Allan Lichtman: The Keys to the White House ... Why McCain Lost
As always, the Johnny-come-lately pundits can’t agree with one another. We’ve heard that McCain lost because he wasn’t conservative enough or because he was too conservative. We’ve heard that he lost because he picked the unqualified Sarah Palin as his running mate or because he didn’t let Palin be Palin in the campaign. We’ve heard that he lost because he futilely accused Barack Obama of associated with terrorists or because he didn’t devote enough time and energy to attacking Obama’s questionable associates. We’ve also heard that he was heading for victory until the economic meltdown of the past too months or that he never really had a chance to win the general election.

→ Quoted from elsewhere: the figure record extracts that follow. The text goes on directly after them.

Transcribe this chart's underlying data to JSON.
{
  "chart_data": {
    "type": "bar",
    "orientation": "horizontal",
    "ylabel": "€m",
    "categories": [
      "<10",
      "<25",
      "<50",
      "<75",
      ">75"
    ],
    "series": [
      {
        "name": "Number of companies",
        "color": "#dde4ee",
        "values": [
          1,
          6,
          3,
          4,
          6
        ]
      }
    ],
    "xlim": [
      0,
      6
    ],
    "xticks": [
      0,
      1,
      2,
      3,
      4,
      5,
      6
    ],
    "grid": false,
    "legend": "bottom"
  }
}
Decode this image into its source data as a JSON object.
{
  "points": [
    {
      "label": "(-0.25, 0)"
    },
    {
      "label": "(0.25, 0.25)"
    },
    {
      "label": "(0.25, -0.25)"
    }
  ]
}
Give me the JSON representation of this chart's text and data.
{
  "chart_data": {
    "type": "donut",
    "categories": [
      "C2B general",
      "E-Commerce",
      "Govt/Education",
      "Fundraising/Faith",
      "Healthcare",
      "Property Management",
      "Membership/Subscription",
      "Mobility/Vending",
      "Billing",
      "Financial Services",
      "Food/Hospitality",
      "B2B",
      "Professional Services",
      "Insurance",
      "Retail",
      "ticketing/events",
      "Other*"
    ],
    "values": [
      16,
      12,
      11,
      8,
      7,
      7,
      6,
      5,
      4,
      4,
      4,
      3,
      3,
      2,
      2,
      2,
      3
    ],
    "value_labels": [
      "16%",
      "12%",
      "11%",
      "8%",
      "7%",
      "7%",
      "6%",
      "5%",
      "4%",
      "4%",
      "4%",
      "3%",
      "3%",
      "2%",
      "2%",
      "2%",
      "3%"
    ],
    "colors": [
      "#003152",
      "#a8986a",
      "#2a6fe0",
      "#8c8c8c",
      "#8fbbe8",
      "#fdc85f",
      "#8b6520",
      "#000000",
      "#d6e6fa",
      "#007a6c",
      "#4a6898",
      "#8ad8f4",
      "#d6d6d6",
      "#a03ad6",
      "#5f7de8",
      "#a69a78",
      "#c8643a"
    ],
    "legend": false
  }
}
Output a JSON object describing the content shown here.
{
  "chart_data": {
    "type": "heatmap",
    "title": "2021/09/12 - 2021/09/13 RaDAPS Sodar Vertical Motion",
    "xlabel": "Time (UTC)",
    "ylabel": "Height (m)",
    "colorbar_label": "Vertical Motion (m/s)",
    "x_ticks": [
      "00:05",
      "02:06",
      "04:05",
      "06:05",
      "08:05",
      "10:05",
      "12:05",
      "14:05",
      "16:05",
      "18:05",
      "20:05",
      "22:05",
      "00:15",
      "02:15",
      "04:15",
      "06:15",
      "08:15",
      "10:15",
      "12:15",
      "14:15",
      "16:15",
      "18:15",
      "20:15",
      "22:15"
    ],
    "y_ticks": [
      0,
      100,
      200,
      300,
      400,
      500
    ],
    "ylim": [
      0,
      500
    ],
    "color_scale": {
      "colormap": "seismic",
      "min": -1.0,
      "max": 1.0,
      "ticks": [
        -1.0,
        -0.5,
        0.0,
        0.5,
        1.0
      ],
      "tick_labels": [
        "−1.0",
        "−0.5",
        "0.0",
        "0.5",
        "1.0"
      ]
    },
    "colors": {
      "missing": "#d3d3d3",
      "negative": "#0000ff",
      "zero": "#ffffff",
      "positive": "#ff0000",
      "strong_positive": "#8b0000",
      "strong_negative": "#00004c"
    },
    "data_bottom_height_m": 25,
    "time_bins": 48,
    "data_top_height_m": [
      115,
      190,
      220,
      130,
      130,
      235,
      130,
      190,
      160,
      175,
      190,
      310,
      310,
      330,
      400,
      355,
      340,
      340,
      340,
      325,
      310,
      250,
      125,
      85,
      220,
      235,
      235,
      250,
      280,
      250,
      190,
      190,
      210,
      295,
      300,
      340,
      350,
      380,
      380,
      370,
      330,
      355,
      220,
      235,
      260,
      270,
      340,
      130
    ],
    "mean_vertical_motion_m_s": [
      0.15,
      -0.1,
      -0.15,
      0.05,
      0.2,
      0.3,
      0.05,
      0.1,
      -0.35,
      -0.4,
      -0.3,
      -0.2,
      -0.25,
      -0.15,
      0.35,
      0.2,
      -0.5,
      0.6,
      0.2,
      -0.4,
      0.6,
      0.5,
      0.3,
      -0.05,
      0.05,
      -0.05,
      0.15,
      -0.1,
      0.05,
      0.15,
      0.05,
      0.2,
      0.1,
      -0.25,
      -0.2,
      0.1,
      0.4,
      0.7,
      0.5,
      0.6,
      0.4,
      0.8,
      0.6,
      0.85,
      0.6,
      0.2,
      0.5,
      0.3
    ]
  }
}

You should take all of these post-facto explanations and follow the philosopher David Hume’s recommendation for works of superstition: consign them to the flames.
As readers of this blog know, the defeat of the party holding the White House was predictable long before John McCain and Barack Obama were selected as their party’s nominees. See, Lichtman “The 13 Keys to the White House: Why the Democrats Will Win,” Britannica Blog, posted October 4th, 2007.
The Keys to the White House, a historically-based prediction system first pointed to the defeat of the incumbent Republicans in a paper presented at the conference of the International Institute of Forecasters in June of 2005 and in a paper published in the February 2006 edition of Foresight: The International Journal of Applied Forecasting. In a paper presented at the August 2007 conference of the American Political Science Association and a paper published in the Fall 2007 edition of Foresight, I used the Keys to predict that the Republican candidate would receive 46 percent of the two-party popular presidential vote. According to the latest count, McCain has netted 46.6 percent of the two-party vote.
The lesson of the keys is that the American voters are far smarter and more pragmatic than the pundits would have us believe. The voters keep their eye on the big picture of presidential performance and vote out of office an incumbent party that fails to govern effectively. The failures of the Bush administration and the defeat of any Republican candidate for president were evident years before the either the nomination contests or the general elections campaigns began.